Thursday 15 November 2012

The Friday Interview: Gary Smulyan

Winner of the Downbeat Critics poll for Baritone Saxophone 2009 and 2011 (and tied with James Carter in 2012), Gary Smulyan is one of the leading figures in the baritone saxophone field and an incredibly in-demand musician. Performing with Dave Holland, The Vanguard Orchestra, Joe Lovano and countless others, he also has found the time to release 10 records under his own name. Next Friday, November 23rd, Gary will appear with Tony Faulkner and the Yorkshire Jazz Orchestra at Seven Arts in a tribute to Pepper Adams. Jazz Yorkshire spoke to Gary about the gig, his work and more...

You are appearing in Leeds playing the music of Pepper Adams with The Yorkshire Jazz Orchestra. How did this collaboration come about?

Gary Carner recently published a biography/discography of the great baritone saxophonist Pepper Adams and in conjunction with this asked Tony Faulkner to write a number of arrangements featuring Peppers tunes with the idea that we would record these in the future. I was already coming to the UK for a tour with British baritone saxophonist Pete Lukas and the concert with the Yorkshire Jazz Orchestra fit into my schedule. I'm very happy to finally get a chance to play this music with this wonderful band and looking forward to our concert.

Tell us a bit about the projects you are involved in at the moment?

I'm currently on tour in Belgium with a 3 saxophone project with Dick Oatts, who I have been playing with since 1980 with the Vanguard Jazz Orchestra and a Belgian saxophonist John Snauwaert who organized this 15 gig tour. Before that I was in residency at the Amsterdam Conservatory working with their jazz students and their big band. I have a recent CD out called, "Smul's Paradise" on the Capri label featuring Mike LeDonne on organ, Peter Bernstein on guitar, and Kenny Washington on drums. Early December I'm playing 4 concerts in a duo setting with the great bassist Ray Drummond and in January of next year will play in Uruguay, a concert for Jazz at Lincoln Center, record a new project of traditional songs from Naples, and perform on the Jazz Cruise. A busy few months ahead for which I'm grateful. 

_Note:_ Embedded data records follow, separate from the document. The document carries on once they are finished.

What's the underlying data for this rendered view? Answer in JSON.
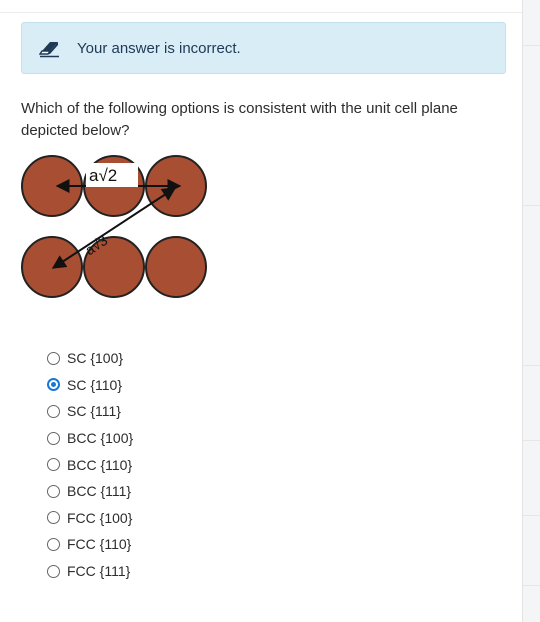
{
  "feedback": {
    "message": "Your answer is incorrect.",
    "icon": "eraser-icon",
    "background": "#d9edf7"
  },
  "question": {
    "text": "Which of the following options is consistent with the unit cell plane depicted below?"
  },
  "figure": {
    "label_top": "a√2",
    "label_diag": "a√3",
    "atom_color": "#a84e32"
  },
  "options": [
    {
      "label": "SC {100}",
      "selected": false
    },
    {
      "label": "SC {110}",
      "selected": true
    },
    {
      "label": "SC {111}",
      "selected": false
    },
    {
      "label": "BCC {100}",
      "selected": false
    },
    {
      "label": "BCC {110}",
      "selected": false
    },
    {
      "label": "BCC {111}",
      "selected": false
    },
    {
      "label": "FCC {100}",
      "selected": false
    },
    {
      "label": "FCC {110}",
      "selected": false
    },
    {
      "label": "FCC {111}",
      "selected": false
    }
  ]
}
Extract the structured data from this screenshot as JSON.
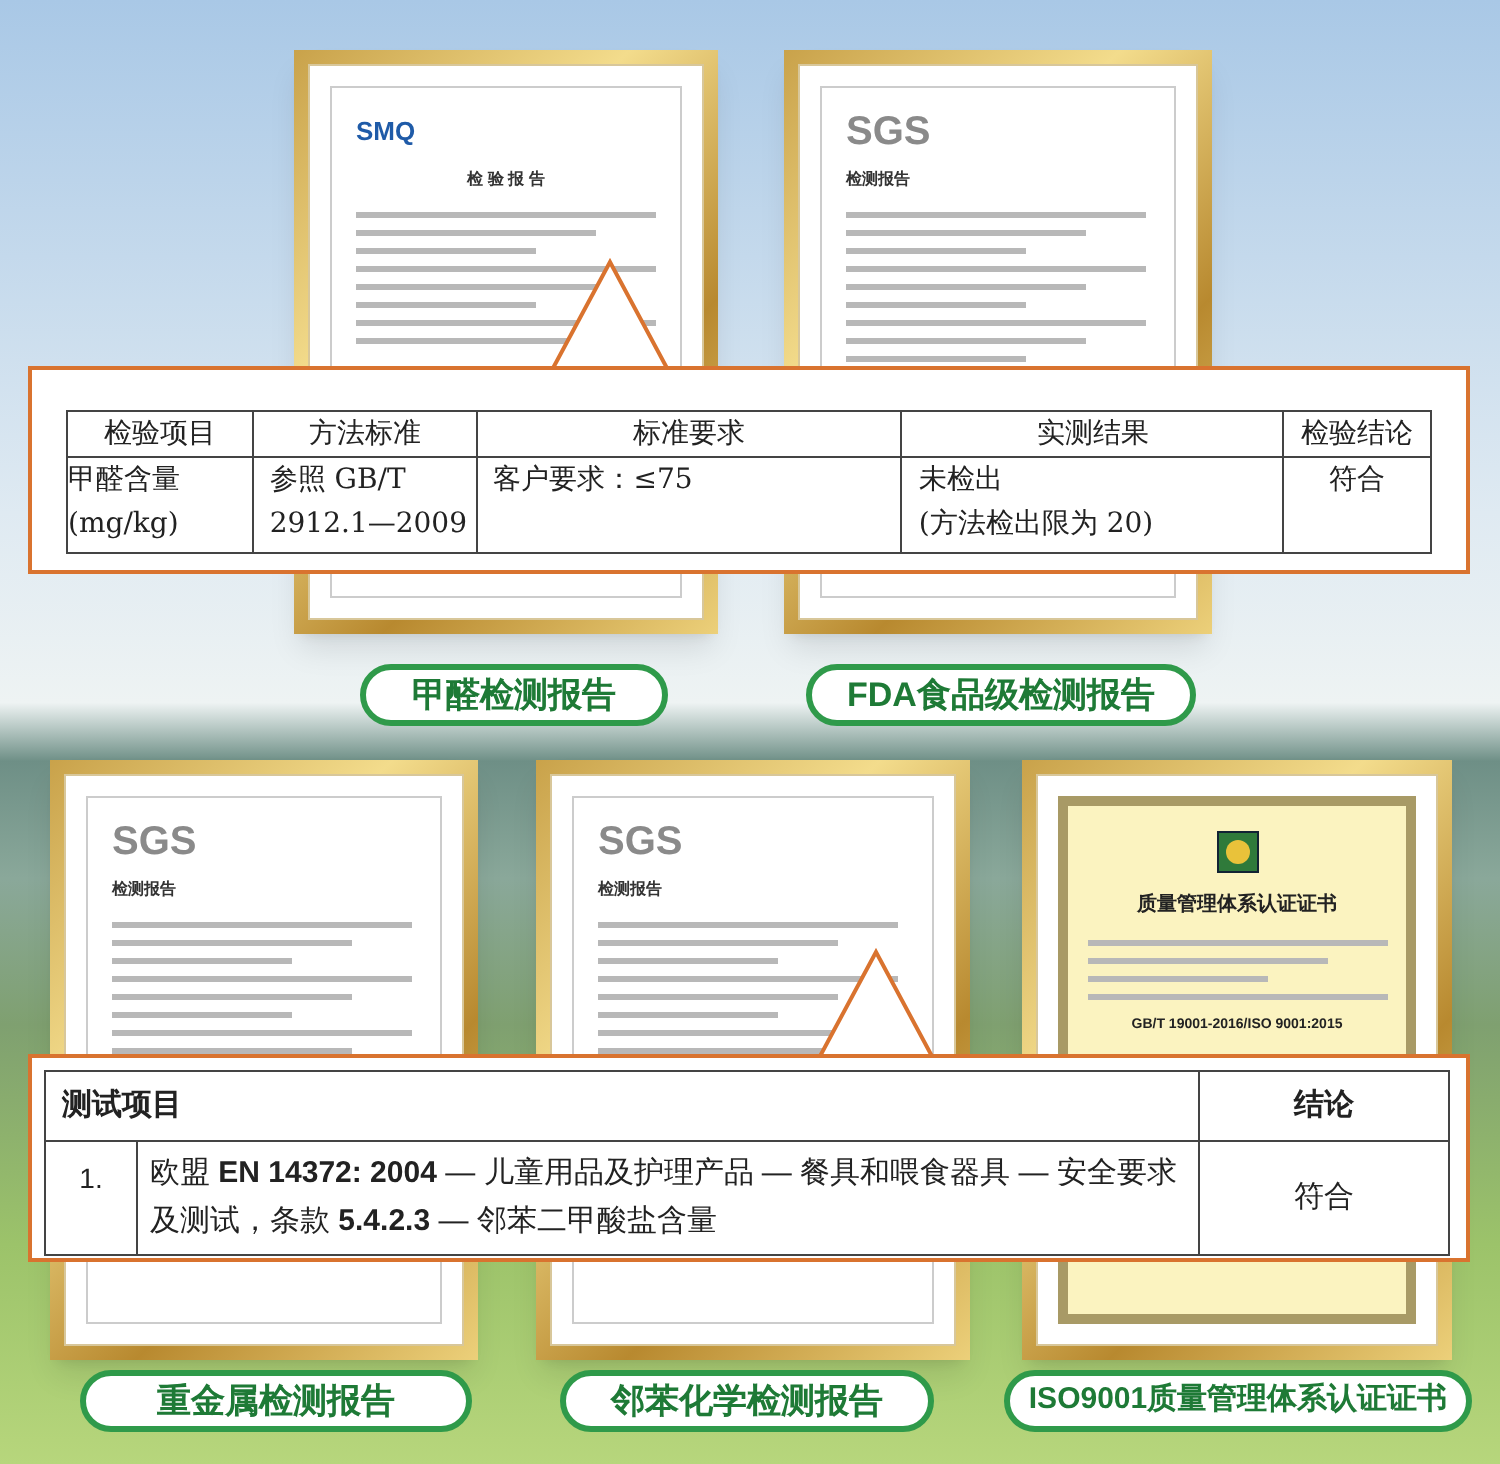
{
  "reports": [
    {
      "kind": "report",
      "logo": "SMQ",
      "title": "检 验 报 告",
      "label": "甲醛检测报告"
    },
    {
      "kind": "report",
      "logo": "SGS",
      "title": "检测报告",
      "label": "FDA食品级检测报告"
    },
    {
      "kind": "report",
      "logo": "SGS",
      "title": "检测报告",
      "label": "重金属检测报告"
    },
    {
      "kind": "report",
      "logo": "SGS",
      "title": "检测报告",
      "label": "邻苯化学检测报告"
    },
    {
      "kind": "certificate",
      "title": "质量管理体系认证证书",
      "standard": "GB/T 19001-2016/ISO 9001:2015",
      "label": "ISO9001质量管理体系认证证书"
    }
  ],
  "formaldehyde_table": {
    "columns": [
      "检验项目",
      "方法标准",
      "标准要求",
      "实测结果",
      "检验结论"
    ],
    "rows": [
      [
        [
          "甲醛含量",
          "(mg/kg)"
        ],
        [
          "参照 GB/T",
          "2912.1—2009"
        ],
        [
          "客户要求：≤75"
        ],
        [
          "未检出",
          "(方法检出限为 20)"
        ],
        [
          "符合"
        ]
      ]
    ]
  },
  "phthalate_table": {
    "columns": [
      "测试项目",
      "结论"
    ],
    "rows": [
      {
        "number": "1.",
        "item": "欧盟 **EN 14372: 2004** — 儿童用品及护理产品 — 餐具和喂食器具 — 安全要求及测试，条款 **5.4.2.3** — 邻苯二甲酸盐含量",
        "result": "符合"
      }
    ]
  }
}
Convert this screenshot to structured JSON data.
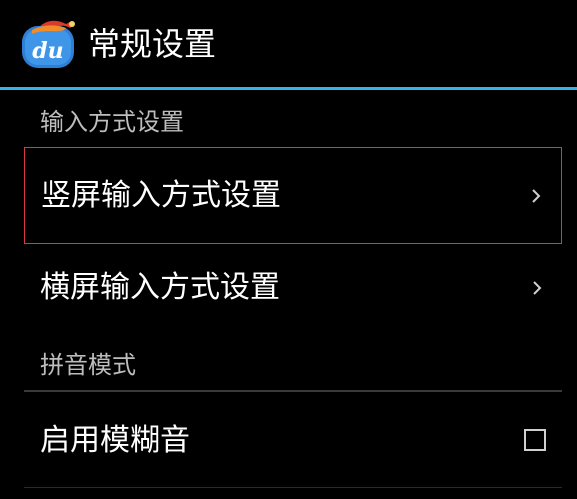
{
  "app": {
    "title": "常规设置",
    "icon": "du-logo-icon",
    "icon_text": "du"
  },
  "colors": {
    "accent": "#33b5e5",
    "focus_border": "#d9393f",
    "category_text": "#bdbdbd"
  },
  "sections": [
    {
      "category": "输入方式设置",
      "items": [
        {
          "title": "竖屏输入方式设置",
          "widget": "chevron-right-icon",
          "focused": true
        },
        {
          "title": "横屏输入方式设置",
          "widget": "chevron-right-icon"
        }
      ]
    },
    {
      "category": "拼音模式",
      "items": [
        {
          "title": "启用模糊音",
          "widget": "checkbox",
          "checked": false
        }
      ]
    }
  ]
}
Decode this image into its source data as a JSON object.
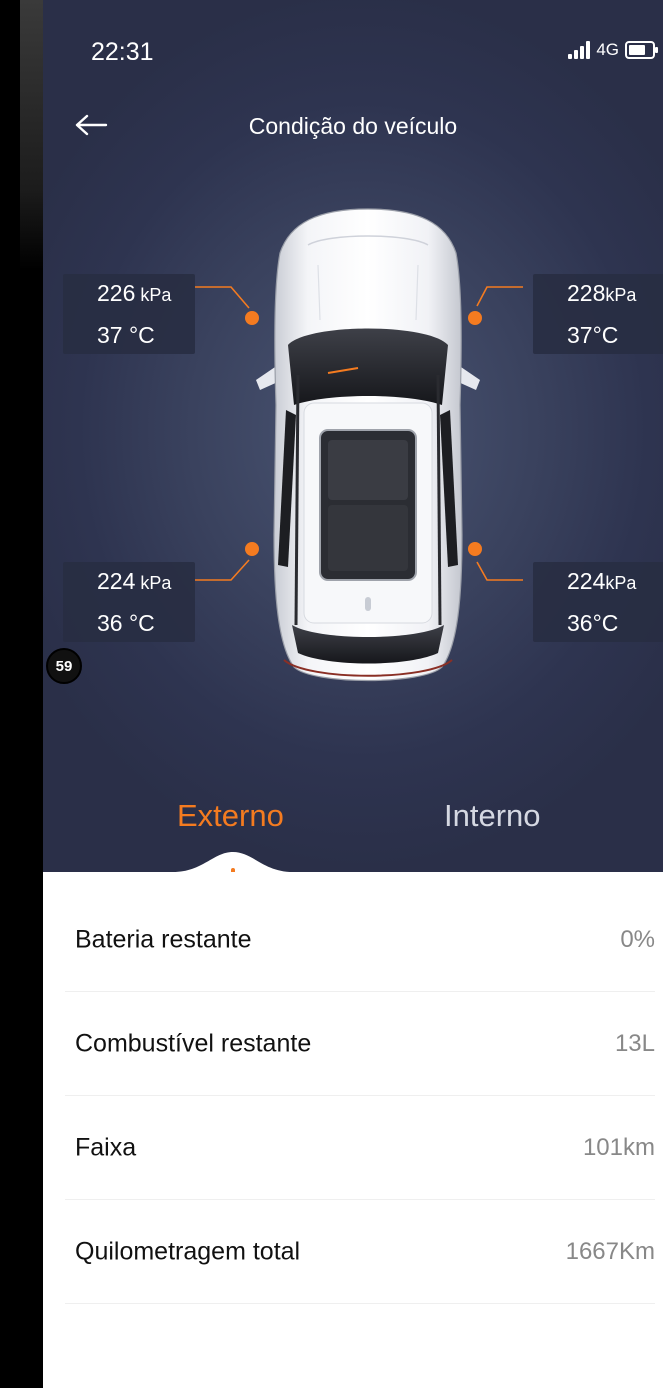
{
  "status_bar": {
    "time": "22:31",
    "network": "4G"
  },
  "nav": {
    "title": "Condição do veículo"
  },
  "overlay_badge": "59",
  "tires": {
    "front_left": {
      "pressure": "226",
      "pressure_unit": " kPa",
      "temp": "37 °C"
    },
    "front_right": {
      "pressure": "228",
      "pressure_unit": "kPa",
      "temp": "37°C"
    },
    "rear_left": {
      "pressure": "224",
      "pressure_unit": " kPa",
      "temp": "36 °C"
    },
    "rear_right": {
      "pressure": "224",
      "pressure_unit": "kPa",
      "temp": "36°C"
    }
  },
  "tabs": {
    "external": "Externo",
    "internal": "Interno"
  },
  "details": [
    {
      "label": "Bateria restante",
      "value": "0%"
    },
    {
      "label": "Combustível restante",
      "value": "13L"
    },
    {
      "label": "Faixa",
      "value": "101km"
    },
    {
      "label": "Quilometragem total",
      "value": "1667Km"
    }
  ],
  "colors": {
    "accent": "#f47b20",
    "hero_bg": "#2e3450",
    "text_light": "#ffffff"
  }
}
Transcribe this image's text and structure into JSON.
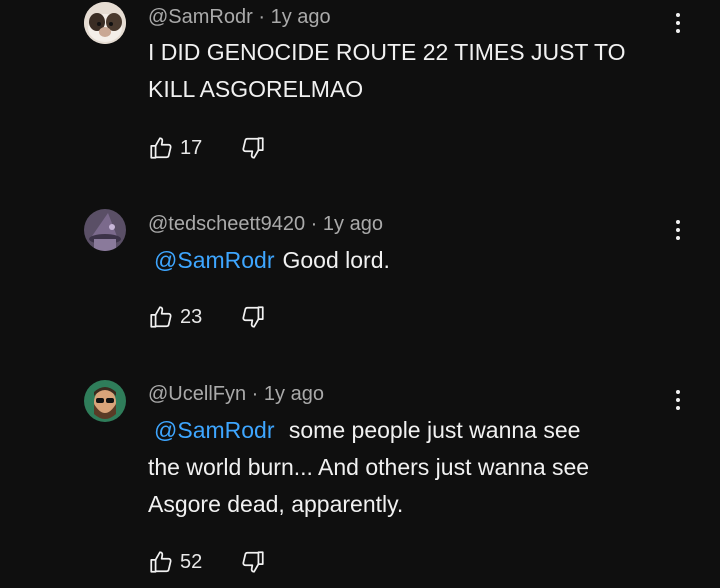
{
  "comments": [
    {
      "author": "@SamRodr",
      "age": "1y ago",
      "mention": "",
      "text_lines": [
        "I DID GENOCIDE ROUTE 22 TIMES JUST TO",
        "KILL ASGORELMAO"
      ],
      "likes": "17",
      "avatar": "guinea-pig"
    },
    {
      "author": "@tedscheett9420",
      "age": "1y ago",
      "mention": "@SamRodr",
      "text_lines": [
        "Good lord."
      ],
      "likes": "23",
      "avatar": "wizard"
    },
    {
      "author": "@UcellFyn",
      "age": "1y ago",
      "mention": "@SamRodr",
      "text_lines": [
        "some people just wanna see",
        "the world burn... And others just wanna see",
        "Asgore dead, apparently."
      ],
      "likes": "52",
      "avatar": "bearded-man"
    }
  ],
  "separator": "·",
  "colors": {
    "background": "#0f0f0f",
    "mention": "#3ea6ff",
    "meta": "#aaaaaa"
  },
  "icons": {
    "like": "thumbs-up-icon",
    "dislike": "thumbs-down-icon",
    "menu": "more-vert-icon"
  }
}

What music are you listening to at the moment - do you have a current favourite album or artist? 

These days I don't listen to too much music in a serious way as I don't really have the time and would frankly prefer to read which I do every day. I play music almost every day as well so really prefer quieter activities off the bandstand and when I'm not practicing. I don't like music on as a background and feel that you need to listen in a focused serios fashion which I often don't have the luxury of these days. When I do listen however I still listen to Charlie Parker as he continues to be my major inspiration as a jazz saxophonist.

When you are composing your own material, do you have a method that you follow? Where does your drive to compose come from? 

My tunes often come to me as a whole.....melody and harmony presenting themselves at the same time....the process is quite natural and it's not something I struggle with or agonize over. I'm still very rooted in the tradition of bebop language and love playing on challenging chord progressions, the blues, I got Rhythm, and tunes from the American Songbook and my original compositions reflect that influence.

You had the chance to play alongside people like Chet Baker and Lee Konitz whilst you were still at High School. How do you think opportunities like that early on in your career shaped you as a musician?

I was incredibly fortunate to have had the opportunity to perform with and to learn from many jazz masters as a teenager....Billy Mitchell, Dave Burns, Lee Konitz, Chet Baker, Chris Woods, Phil Woods, etc.... They were all extremely supportive and encouraging and because of that inspires me want to return the favor so to speak and be a mentor for young musicians driven to succeed as jazz musicians these days.  Playing with musicians on that level showed me how much further I had to go which is an attitude I still feel these is a process without any place of arrival as we never stop learning and are lifelong students. This is the most beautiful part of being a musician for me.